M19937 required 265860 steps to get from 4.32*10^{6002} to 1. In the process the sequence took 39873 first steps to expand by 1.08*10^{3511} times.

Full statistics for М19937 Collatz sequence is presented below.

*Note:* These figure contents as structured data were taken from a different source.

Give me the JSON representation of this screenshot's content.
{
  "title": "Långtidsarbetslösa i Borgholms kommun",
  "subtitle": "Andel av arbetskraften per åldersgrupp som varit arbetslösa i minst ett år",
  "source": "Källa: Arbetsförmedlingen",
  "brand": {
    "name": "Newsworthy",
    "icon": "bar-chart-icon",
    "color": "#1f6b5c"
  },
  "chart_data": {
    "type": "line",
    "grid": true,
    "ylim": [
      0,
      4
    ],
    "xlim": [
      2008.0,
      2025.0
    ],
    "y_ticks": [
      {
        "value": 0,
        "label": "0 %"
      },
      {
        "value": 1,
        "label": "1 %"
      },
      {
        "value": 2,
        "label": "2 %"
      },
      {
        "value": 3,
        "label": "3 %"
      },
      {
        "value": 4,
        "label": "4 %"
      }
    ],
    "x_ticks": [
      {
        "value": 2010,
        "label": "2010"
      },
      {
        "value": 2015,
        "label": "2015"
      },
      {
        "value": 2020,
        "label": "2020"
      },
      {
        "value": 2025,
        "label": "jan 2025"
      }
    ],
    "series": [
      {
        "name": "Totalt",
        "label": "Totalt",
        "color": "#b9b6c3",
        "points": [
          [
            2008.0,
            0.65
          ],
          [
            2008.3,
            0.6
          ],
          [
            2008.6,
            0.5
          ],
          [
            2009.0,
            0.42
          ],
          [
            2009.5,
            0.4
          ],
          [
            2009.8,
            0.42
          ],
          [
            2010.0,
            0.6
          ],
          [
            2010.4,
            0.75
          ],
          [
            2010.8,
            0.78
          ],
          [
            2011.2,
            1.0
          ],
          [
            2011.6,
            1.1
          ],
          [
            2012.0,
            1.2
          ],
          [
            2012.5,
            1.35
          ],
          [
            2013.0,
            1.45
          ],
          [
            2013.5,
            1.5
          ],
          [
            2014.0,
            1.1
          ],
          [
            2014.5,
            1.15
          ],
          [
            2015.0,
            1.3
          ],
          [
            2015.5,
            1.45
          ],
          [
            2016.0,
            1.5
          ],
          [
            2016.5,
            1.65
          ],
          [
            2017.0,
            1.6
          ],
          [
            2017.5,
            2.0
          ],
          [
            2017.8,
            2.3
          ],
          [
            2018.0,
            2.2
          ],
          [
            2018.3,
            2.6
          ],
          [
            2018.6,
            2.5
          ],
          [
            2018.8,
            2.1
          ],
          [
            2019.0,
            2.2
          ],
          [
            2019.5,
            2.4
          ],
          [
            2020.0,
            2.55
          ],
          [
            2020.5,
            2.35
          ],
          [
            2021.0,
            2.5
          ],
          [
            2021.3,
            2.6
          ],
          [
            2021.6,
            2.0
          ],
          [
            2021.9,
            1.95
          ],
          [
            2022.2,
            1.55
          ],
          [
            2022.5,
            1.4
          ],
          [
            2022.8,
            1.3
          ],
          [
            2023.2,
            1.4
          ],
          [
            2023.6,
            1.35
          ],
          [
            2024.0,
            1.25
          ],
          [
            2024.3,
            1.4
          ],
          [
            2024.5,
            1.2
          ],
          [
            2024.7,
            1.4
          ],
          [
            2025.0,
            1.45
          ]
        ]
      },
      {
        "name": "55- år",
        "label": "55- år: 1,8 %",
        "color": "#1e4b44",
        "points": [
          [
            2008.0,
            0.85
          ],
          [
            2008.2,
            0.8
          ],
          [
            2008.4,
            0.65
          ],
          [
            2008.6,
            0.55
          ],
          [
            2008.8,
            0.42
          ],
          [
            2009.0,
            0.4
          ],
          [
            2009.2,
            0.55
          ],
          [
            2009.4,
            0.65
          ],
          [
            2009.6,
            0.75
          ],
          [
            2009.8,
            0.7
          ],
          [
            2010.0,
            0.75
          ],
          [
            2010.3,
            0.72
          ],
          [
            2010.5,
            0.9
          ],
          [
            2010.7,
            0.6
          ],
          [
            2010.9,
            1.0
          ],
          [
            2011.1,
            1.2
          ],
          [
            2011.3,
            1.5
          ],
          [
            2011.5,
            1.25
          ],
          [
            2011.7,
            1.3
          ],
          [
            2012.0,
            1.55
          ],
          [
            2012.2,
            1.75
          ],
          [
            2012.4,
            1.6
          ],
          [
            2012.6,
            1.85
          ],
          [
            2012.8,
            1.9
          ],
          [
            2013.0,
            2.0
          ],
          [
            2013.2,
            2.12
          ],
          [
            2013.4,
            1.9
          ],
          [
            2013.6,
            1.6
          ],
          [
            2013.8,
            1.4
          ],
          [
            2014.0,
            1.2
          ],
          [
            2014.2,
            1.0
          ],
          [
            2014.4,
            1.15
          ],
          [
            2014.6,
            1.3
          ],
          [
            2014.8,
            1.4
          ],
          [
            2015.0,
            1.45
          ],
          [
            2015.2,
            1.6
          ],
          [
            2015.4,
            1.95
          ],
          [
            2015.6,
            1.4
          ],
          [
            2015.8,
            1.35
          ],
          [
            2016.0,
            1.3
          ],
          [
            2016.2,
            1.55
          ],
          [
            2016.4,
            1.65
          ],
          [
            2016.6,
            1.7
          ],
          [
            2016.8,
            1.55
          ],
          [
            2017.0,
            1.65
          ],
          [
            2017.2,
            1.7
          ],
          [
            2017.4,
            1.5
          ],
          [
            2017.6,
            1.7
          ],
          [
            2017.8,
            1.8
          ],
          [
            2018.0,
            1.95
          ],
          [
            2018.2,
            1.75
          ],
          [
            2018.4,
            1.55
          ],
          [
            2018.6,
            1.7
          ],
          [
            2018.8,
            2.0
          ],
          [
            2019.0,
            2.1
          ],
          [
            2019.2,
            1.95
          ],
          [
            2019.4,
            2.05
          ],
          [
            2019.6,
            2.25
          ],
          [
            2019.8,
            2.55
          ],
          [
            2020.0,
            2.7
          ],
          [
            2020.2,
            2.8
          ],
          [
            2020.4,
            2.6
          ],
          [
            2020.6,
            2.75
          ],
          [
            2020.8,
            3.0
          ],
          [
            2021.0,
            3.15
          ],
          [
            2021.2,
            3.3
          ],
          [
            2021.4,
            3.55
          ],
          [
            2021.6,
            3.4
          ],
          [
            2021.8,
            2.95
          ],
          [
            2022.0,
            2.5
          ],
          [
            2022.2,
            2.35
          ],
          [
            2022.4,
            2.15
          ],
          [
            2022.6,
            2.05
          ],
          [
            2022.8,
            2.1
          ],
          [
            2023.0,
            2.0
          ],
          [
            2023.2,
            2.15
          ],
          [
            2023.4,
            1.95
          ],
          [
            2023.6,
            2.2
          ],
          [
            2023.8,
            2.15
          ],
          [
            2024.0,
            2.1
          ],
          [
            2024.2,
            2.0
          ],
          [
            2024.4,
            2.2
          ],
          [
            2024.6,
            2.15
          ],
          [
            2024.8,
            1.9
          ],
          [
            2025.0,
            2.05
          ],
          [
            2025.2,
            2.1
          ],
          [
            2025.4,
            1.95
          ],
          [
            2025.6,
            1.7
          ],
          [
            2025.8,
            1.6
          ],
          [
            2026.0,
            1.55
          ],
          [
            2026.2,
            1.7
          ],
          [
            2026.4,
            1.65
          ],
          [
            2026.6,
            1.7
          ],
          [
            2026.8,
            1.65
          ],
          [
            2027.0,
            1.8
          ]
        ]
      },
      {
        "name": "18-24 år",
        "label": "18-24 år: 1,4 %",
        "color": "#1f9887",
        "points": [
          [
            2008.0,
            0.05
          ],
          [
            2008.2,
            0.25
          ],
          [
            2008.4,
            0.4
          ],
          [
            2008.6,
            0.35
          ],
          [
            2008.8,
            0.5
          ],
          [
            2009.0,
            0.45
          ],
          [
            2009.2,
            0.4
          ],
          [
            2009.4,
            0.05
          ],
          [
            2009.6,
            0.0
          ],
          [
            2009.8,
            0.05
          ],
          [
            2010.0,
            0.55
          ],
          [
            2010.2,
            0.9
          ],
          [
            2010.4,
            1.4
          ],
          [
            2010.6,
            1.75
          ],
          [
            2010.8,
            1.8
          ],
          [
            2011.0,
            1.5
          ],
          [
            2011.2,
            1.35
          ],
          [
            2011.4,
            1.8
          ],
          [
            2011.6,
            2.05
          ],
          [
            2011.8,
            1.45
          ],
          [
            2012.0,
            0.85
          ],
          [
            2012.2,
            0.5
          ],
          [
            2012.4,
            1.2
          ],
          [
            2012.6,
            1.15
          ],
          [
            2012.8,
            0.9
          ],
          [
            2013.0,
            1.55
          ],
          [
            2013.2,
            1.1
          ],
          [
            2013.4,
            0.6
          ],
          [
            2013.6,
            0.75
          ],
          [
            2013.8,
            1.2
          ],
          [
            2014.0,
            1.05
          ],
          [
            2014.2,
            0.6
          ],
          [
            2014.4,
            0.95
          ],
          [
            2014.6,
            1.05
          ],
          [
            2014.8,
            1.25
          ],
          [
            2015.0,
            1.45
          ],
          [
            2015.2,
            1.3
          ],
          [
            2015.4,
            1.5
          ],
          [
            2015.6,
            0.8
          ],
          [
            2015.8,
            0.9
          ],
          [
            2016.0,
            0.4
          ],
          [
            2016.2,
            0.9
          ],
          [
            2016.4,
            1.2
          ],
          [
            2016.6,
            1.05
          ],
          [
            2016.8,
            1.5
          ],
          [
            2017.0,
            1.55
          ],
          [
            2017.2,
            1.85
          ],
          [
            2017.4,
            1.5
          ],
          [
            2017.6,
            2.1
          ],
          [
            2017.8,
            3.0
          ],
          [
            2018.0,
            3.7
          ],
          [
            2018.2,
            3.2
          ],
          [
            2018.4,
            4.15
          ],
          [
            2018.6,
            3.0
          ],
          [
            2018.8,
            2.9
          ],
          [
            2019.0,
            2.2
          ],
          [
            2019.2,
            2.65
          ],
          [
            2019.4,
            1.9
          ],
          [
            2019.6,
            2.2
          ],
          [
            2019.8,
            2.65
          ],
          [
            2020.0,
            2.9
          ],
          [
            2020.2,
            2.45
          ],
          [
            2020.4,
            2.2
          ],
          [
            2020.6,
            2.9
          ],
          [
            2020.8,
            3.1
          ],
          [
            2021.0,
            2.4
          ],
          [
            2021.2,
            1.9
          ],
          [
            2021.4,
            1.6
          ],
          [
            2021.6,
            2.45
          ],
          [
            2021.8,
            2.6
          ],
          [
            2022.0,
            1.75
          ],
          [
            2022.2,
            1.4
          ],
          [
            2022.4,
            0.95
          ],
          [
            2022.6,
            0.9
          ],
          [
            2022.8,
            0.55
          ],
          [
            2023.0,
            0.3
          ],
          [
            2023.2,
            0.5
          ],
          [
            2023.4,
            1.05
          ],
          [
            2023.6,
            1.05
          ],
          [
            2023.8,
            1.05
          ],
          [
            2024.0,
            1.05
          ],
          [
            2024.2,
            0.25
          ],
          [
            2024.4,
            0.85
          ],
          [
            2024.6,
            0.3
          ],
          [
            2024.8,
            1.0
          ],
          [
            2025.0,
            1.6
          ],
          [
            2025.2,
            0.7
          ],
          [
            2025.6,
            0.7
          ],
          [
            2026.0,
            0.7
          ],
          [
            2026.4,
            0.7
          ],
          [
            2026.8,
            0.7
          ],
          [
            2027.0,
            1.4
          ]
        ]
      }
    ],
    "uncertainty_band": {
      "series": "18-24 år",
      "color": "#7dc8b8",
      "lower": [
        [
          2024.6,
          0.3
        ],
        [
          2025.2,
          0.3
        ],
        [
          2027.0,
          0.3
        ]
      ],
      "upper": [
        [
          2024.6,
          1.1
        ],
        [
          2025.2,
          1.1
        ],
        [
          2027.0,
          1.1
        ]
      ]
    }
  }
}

TESTED COLLATZ SEQUENCE FOR M19937 HAS THE FOLLOWING STATISTICS:

NUMBER(N) = 4.315425E+6001

DIGITS in NUMBER(N) = 6002

BITS in NUMBER(N) = 19937

MAXIMUM(N) = 4.650347E+9512

DIGITS in MAXIMUM(N) = 9513

BITS in MAXIMUM(N) = 31601

STEPS to MAXIMUM(N) = 39873

BASIC EXPANSION(N) = 1.077610E+3511

DIGITS in BASIC EXPANSION(N) = 3512

BITS in BASIC EXPANSION(N) = 11664

EXPANSION(N) = 0.000000E+0

DIGITS in EXPANSION(N) = 0

BITS in EXPANSION(N) = 0

GLIDE(N) = 122716 (46.0%)

EVEN(N) = 170724 (64.2%)

ODD(N) = 95136 (35.8%)

DELAY(N) = 265860 (100.0%)

COMPLETENESS(N) = 0.557250

RESIDUE(N) = 1.005234

GAMMA(N) = 12.354049

STRENGTH(N) = -36492

LEVEL(N) = 4562

The definitions for presented parameters are given at Eric Roosendaal’s site.

The next number that we test will be the 25th Mersenne prime M21701.